Despite watching as Haas gain many of this season’s plaudits, and points, Monisha Kaltenborn is uncertain as to whether the Haas model would work for Sauber.
Although Haas are the new boys on the block, the American outfit is sixth in the championship having scored points in all but one grand prix.
That is a marked difference to Sauber’s fortunes as the Swiss team has yet to score a single point with their best results two P12s.
As such Kaltenborn was asked whether the Haas model, which involves a chassis from an outside source and several Ferrari parts aside from the engine, would be ‘viable’ for Sauber.
The team boss replied to Formula1.com: “I would not want to comment on any other team without knowing all the details. We on the outside see a bit – and whatever it is they are doing a good job. A very remarkable job.
“At the same time whatever one knows about it from the outside, there are certain ways which we don’t think are the right way. We do believe that it is essential for Formula One that a team turns up as a constructor.
“You could argue about what that exactly is – but I think that some things should be done on one’s own that makes Formula One.”
Pressed as to what makes ‘a constructor a constructor’, she said: “I don’t want to go down into all the details, but what you have to make sure of is that the engineering challenge that Formula One should be is there. That is what made the sport not too many years ago very exciting. Look at our own history!
“There must be things where you can show how much smarter you are than the rest – and the constructor definition gave you not only the obligation, but also a certain degree of liberty to grow your own ideas.
“Now most things are already determined – yes, like the power unit. So many things are given already, so the areas where you can have your own innovative approach and the engineering challenge are already less. So in the end there is no easy recipe and no straight line to draw.
“I think we have to bring back that engineering challenge. Looking at the bigger picture, there are many ways to bring the field closer together – and that is what the sport needs. One thing is the financial side – looking at the costs and looking at the income distribution – but you also must not neglect the technical side.
“If you would allow certain things to be done again – or give more freedom in certain areas, under certain given restrictions – then even smaller teams could maybe come up with ideas that are not a question of money but a question of smartness. That is what we have seen in the past.”

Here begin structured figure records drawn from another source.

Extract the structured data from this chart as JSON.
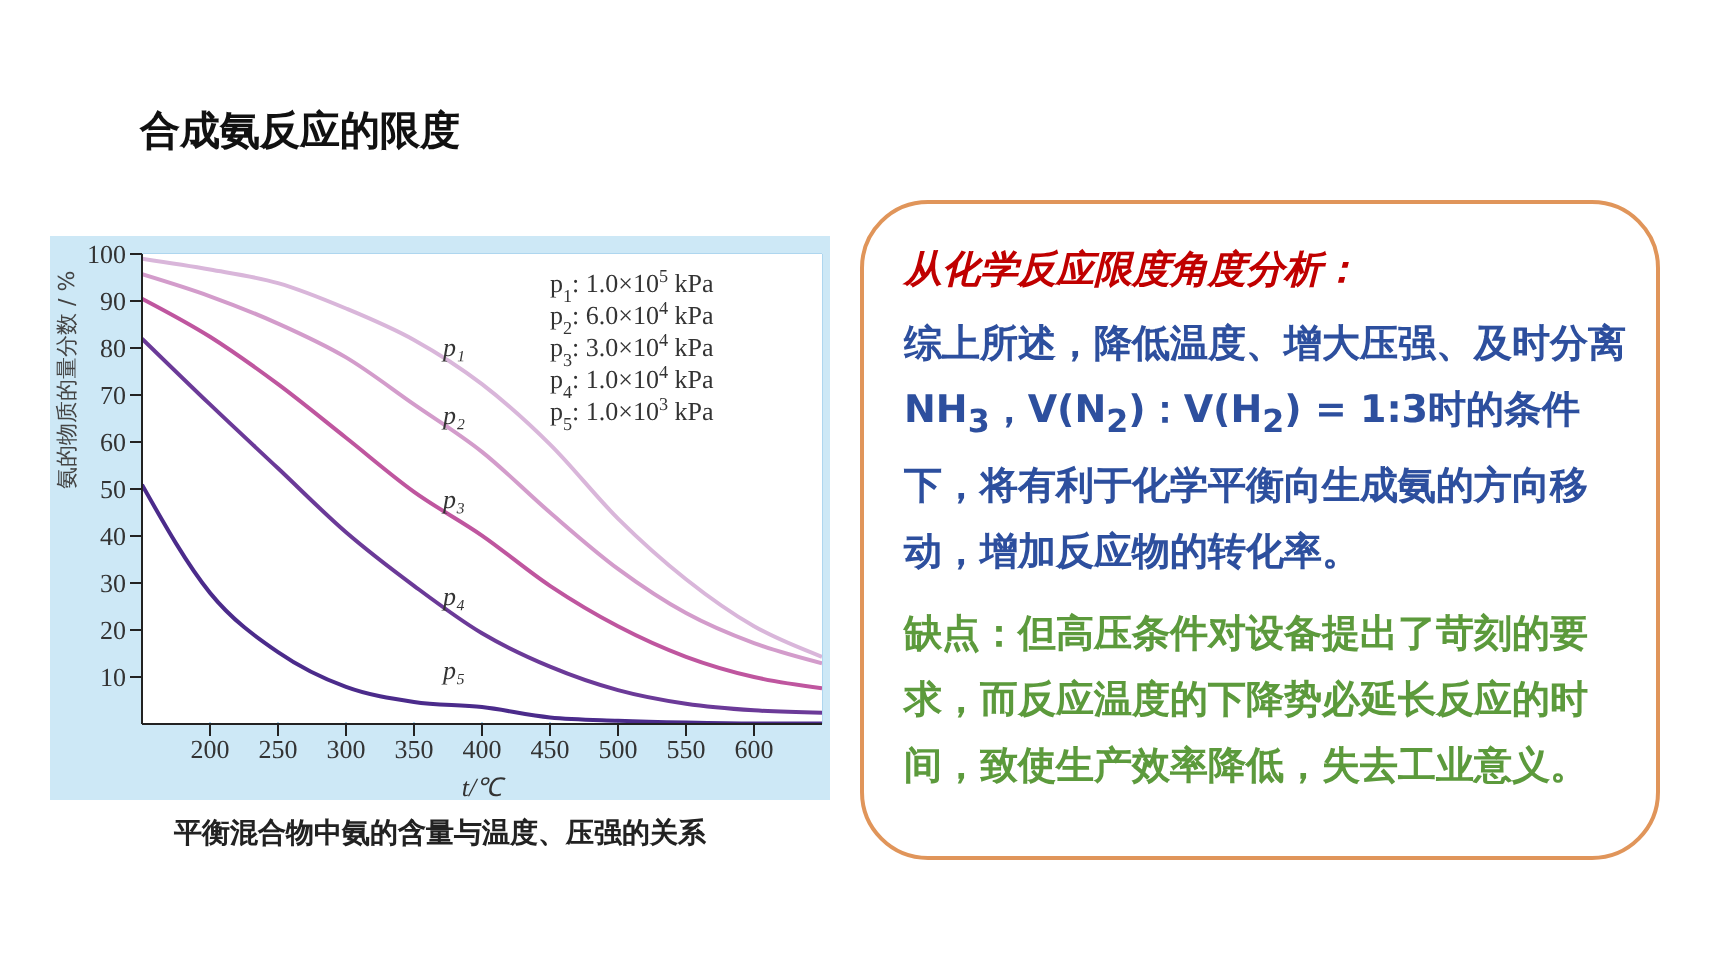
{
  "chart_data": {
    "type": "line",
    "title": "合成氨反应的限度",
    "xlabel": "t/℃",
    "ylabel": "氨的物质的量分数 / %",
    "x": [
      150,
      200,
      250,
      300,
      350,
      400,
      450,
      500,
      550,
      600,
      650
    ],
    "series": [
      {
        "name": "p₁",
        "color": "#d9b6da",
        "values": [
          99,
          96.7,
          93.8,
          88.4,
          81.7,
          72.3,
          59.5,
          43.7,
          30.8,
          20.8,
          14.3
        ]
      },
      {
        "name": "p₂",
        "color": "#d39ccb",
        "values": [
          95.7,
          91,
          85.2,
          78,
          68,
          57.9,
          45,
          33,
          23.6,
          17.2,
          12.9
        ]
      },
      {
        "name": "p₃",
        "color": "#bf569f",
        "values": [
          90.5,
          82.4,
          72.3,
          60.9,
          49.4,
          40.1,
          29.4,
          20.8,
          14.3,
          10,
          7.6
        ]
      },
      {
        "name": "p₄",
        "color": "#6b3a98",
        "values": [
          82,
          68,
          54.4,
          40.8,
          29.4,
          19.3,
          12.2,
          7.2,
          4.3,
          2.9,
          2.4
        ]
      },
      {
        "name": "p₅",
        "color": "#4b2b8b",
        "values": [
          50.9,
          27.9,
          15.3,
          7.9,
          4.7,
          3.6,
          1.4,
          0.7,
          0.3,
          0.1,
          0.1
        ]
      }
    ],
    "xlim": [
      150,
      650
    ],
    "xticks": [
      200,
      250,
      300,
      350,
      400,
      450,
      500,
      550,
      600
    ],
    "ylim": [
      0,
      100
    ],
    "yticks": [
      10,
      20,
      30,
      40,
      50,
      60,
      70,
      80,
      90,
      100
    ],
    "grid": true,
    "legend": false,
    "marker": "none",
    "line_style": "solid",
    "annotations": [
      "p$_{1}$: 1.0×10$^{5}$ kPa",
      "p$_{2}$: 6.0×10$^{4}$ kPa",
      "p$_{3}$: 3.0×10$^{4}$ kPa",
      "p$_{4}$: 1.0×10$^{4}$ kPa",
      "p$_{5}$: 1.0×10$^{3}$ kPa",
      "平衡混合物中氨的含量与温度、压强的关系",
      "从化学反应限度角度分析：",
      "综上所述，降低温度、增大压强、及时分离NH$_{3}$，V(N$_{2}$)：V(H$_{2}$) = 1:3时的条件下，将有利于化学平衡向生成氨的方向移动，增加反应物的转化率。",
      "缺点：但高压条件对设备提出了苛刻的要求，而反应温度的下降势必延长反应的时间，致使生产效率降低，失去工业意义。"
    ]
  }
}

As for finances, which are dominating Sauber’s headlines and delaying their on-track improvements, Kaltenborn concedes that “life is not easy” but hopes that a resolution will be found soon.

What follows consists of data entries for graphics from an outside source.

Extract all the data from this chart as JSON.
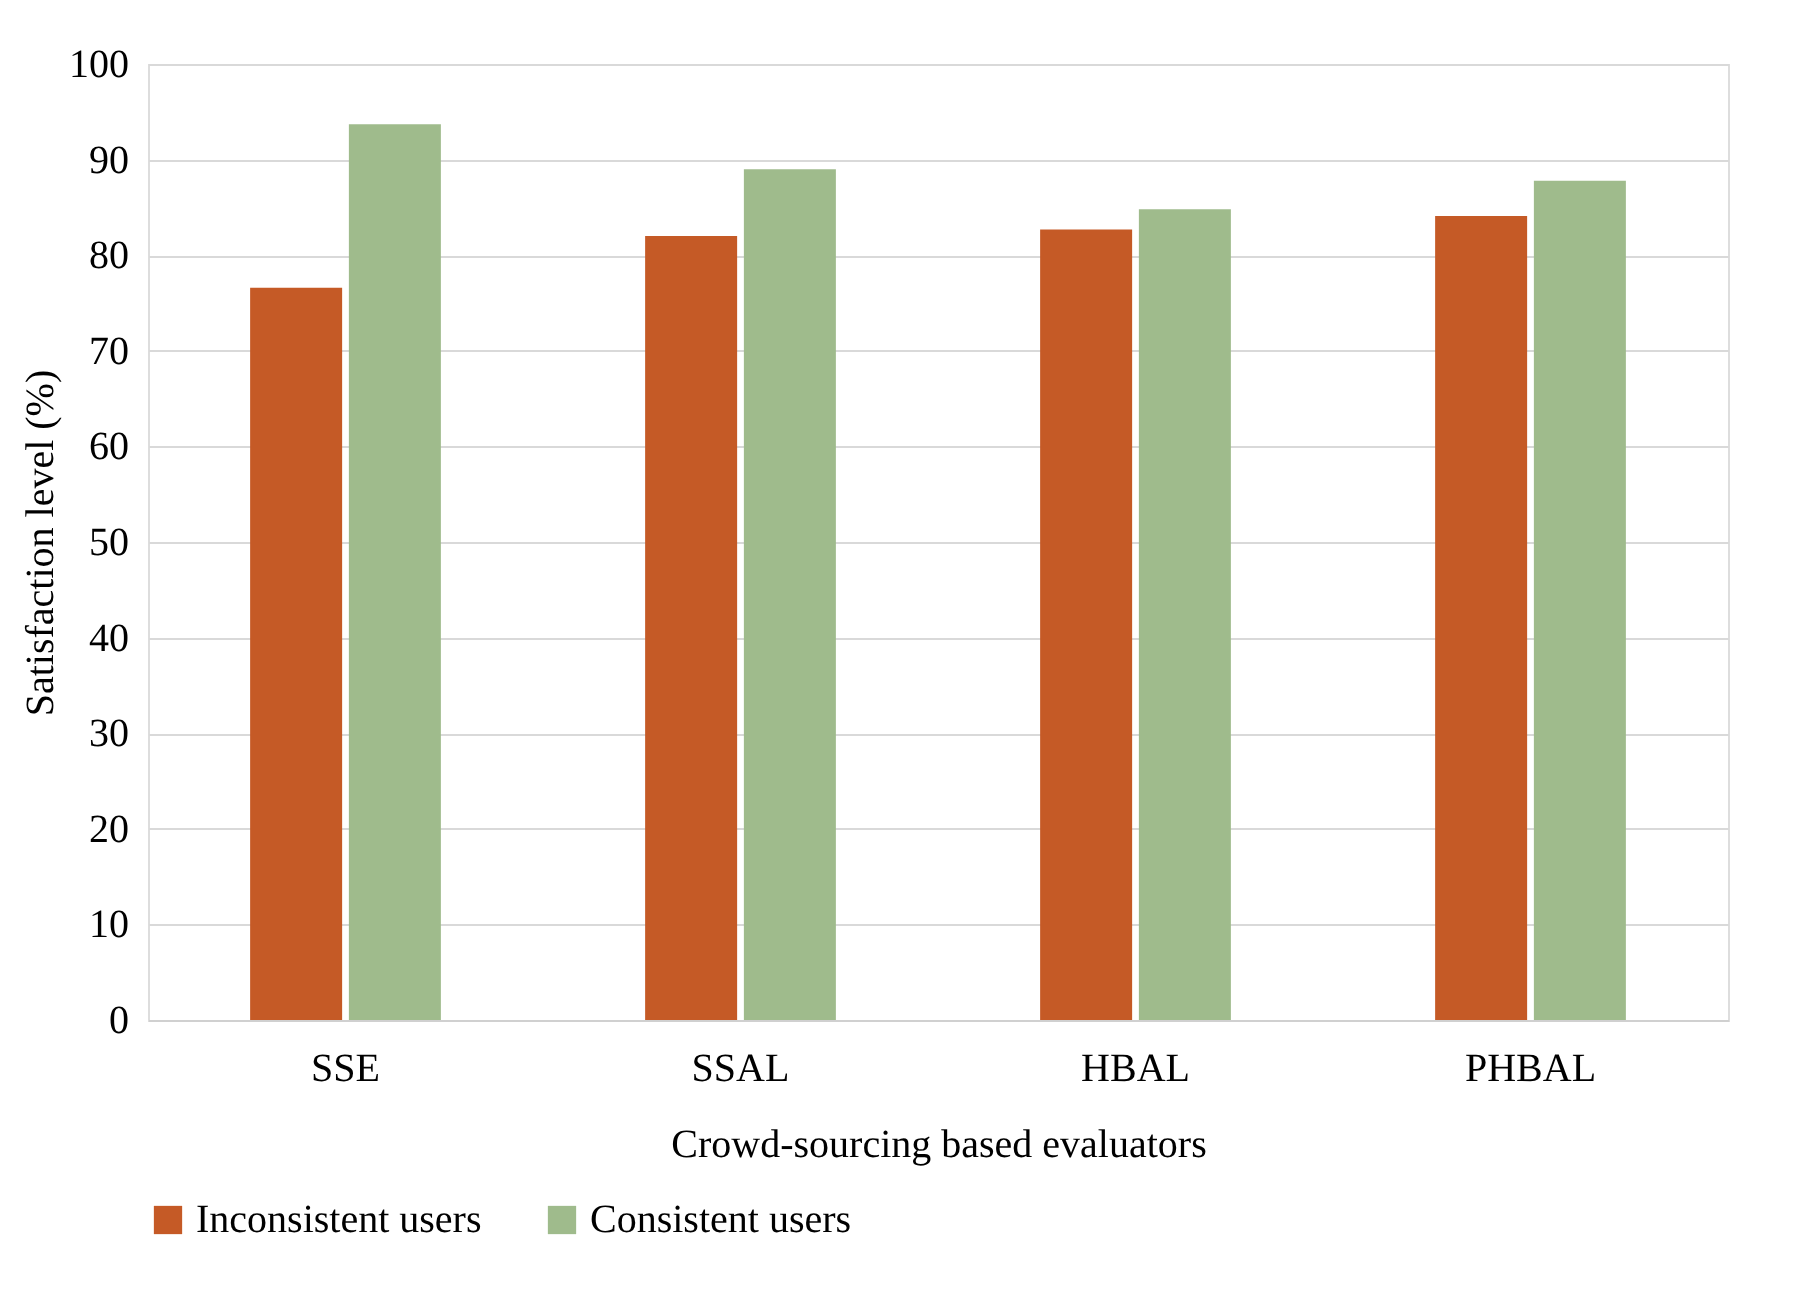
{
  "chart_data": {
    "type": "bar",
    "xlabel": "Crowd-sourcing based evaluators",
    "ylabel": "Satisfaction  level (%)",
    "categories": [
      "SSE",
      "SSAL",
      "HBAL",
      "PHBAL"
    ],
    "series": [
      {
        "name": "Inconsistent users",
        "color": "#c55a26",
        "values": [
          76.6,
          82.0,
          82.7,
          84.1
        ]
      },
      {
        "name": "Consistent users",
        "color": "#9fbb8c",
        "values": [
          93.7,
          89.0,
          84.8,
          87.8
        ]
      }
    ],
    "ylim": [
      0,
      100
    ],
    "yticks": [
      0,
      10,
      20,
      30,
      40,
      50,
      60,
      70,
      80,
      90,
      100
    ],
    "grid": "y",
    "legend": "bottom"
  }
}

She said: “As you know as a team principal, I do not discuss financial affairs in public and I will not change that. Yes, life is not easy – that is true – and like any other team we are facing quite severe challenges. But we are working hard on solutions – which is the most important thing – and we hope to resolve the situation soon.
“I cannot give any specific time – but, of course, for us it has to be as quick as possible. Of course that would also help other teams who are also in difficult conditions, as we are not the only one. We need to work in surroundings that are a bit more favourable towards private teams.”